Automotive student Justin Brown works on a vehicle’s undercarriage while classmate Cody Johnson looks on. (Echo Photo by Isaac Sindt)

Public viewing ends on April 22, but the bidding window doesn’t close until April 25, giving people time to do research on the cars and make up their minds. On April 25, bids will be opened and the program will call the highest bidder on each vehicle to see if they’re still interested.

This year, MacLeod estimates there will be about 10 vehicles at the sale. This is about average for the program, though he said some years they’ve had as many as 30 vehicles.

“It depends on how many we have ready,” he said.

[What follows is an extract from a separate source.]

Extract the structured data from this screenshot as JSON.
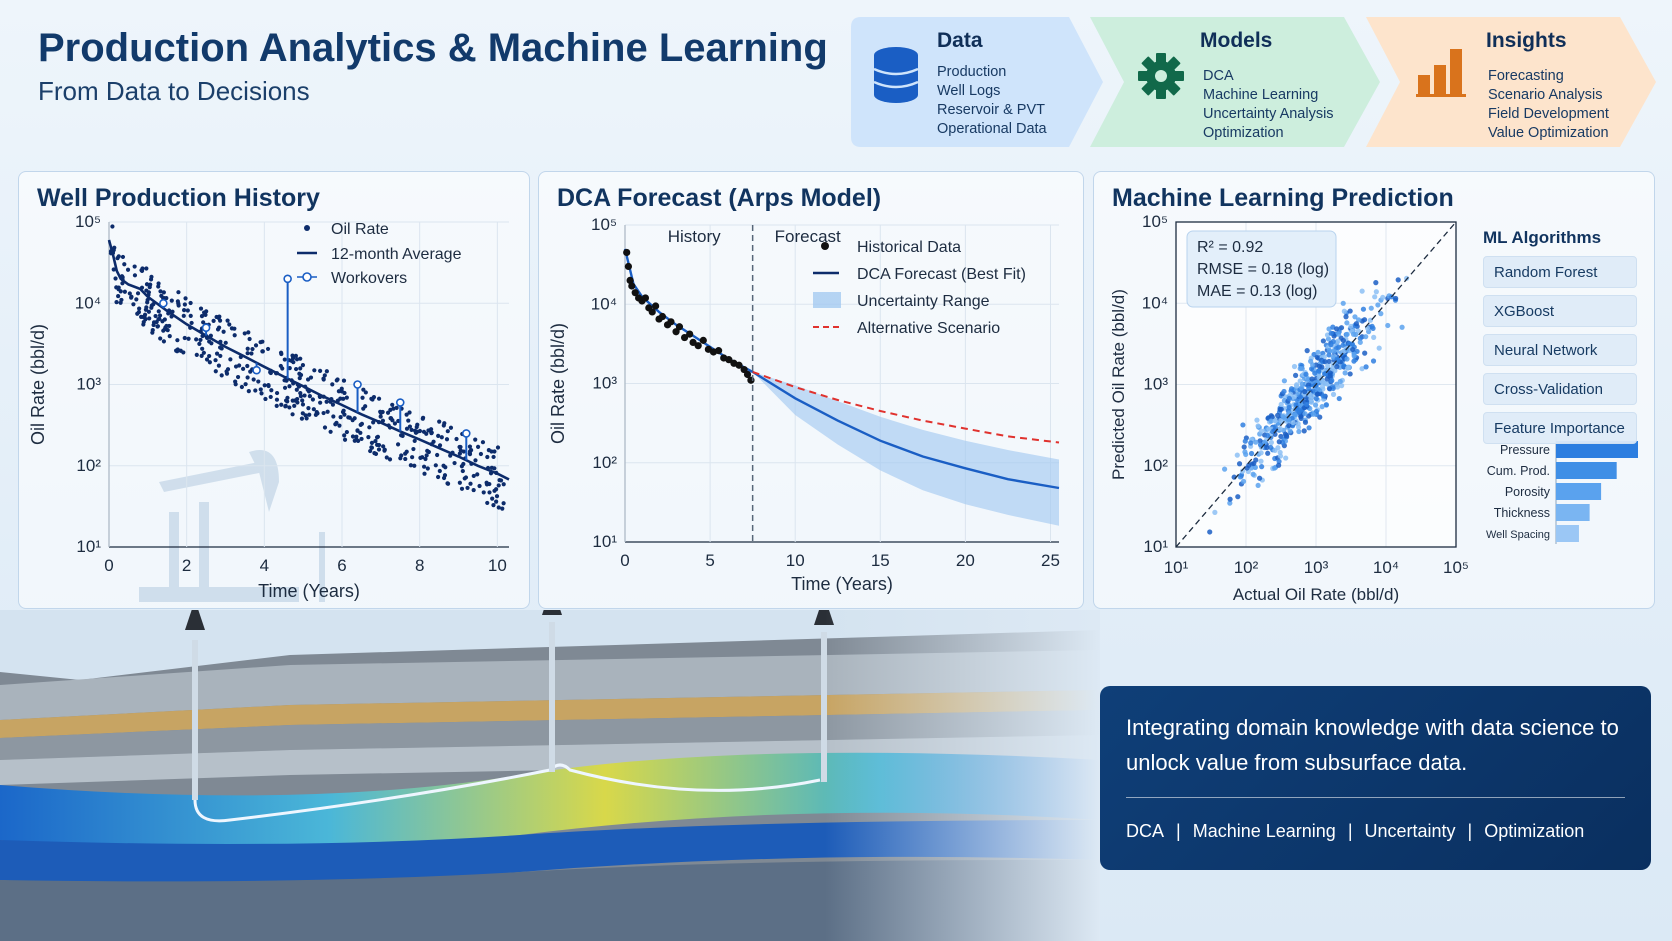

This can vary considerably from year to year, since repairs are only done as the students progress through the units of the program. Cars with bad transmissions, for instance, wouldn’t be repaired until they reached that unit.

In addition, after the vehicles have been repaired, the program has to hold on to them for a year before selling them, in accordance with various rules set by Minnesota State.

“Once we’ve met all of (Minnesota State’s) criteria and the cars are deemed good, reliable transportation, then we put them on a sale,” MacLeod said.

The price range for these vehicles is usually well within a student budget, with most going for about $1,000, though some range up to $5,000.

The kinds of vehicles available also varies a great deal. The Automobile Mechanic program works with whatever is donated, so one year there was an old ambulance at the sale, which MacLeod said he actually purchased himself for $25,000.

“One thing we see very seldom is pickups,” he said, “although we do have one that could be on the sale this year.”

If you’re in the market for a vehicle, stop by the car sale April 21-22. They might have just the car you’re looking for, repaired and ready for the road. And remember, it’s a sealed bid sale, so it’ll only cost you as much as you’re willing to pay for it.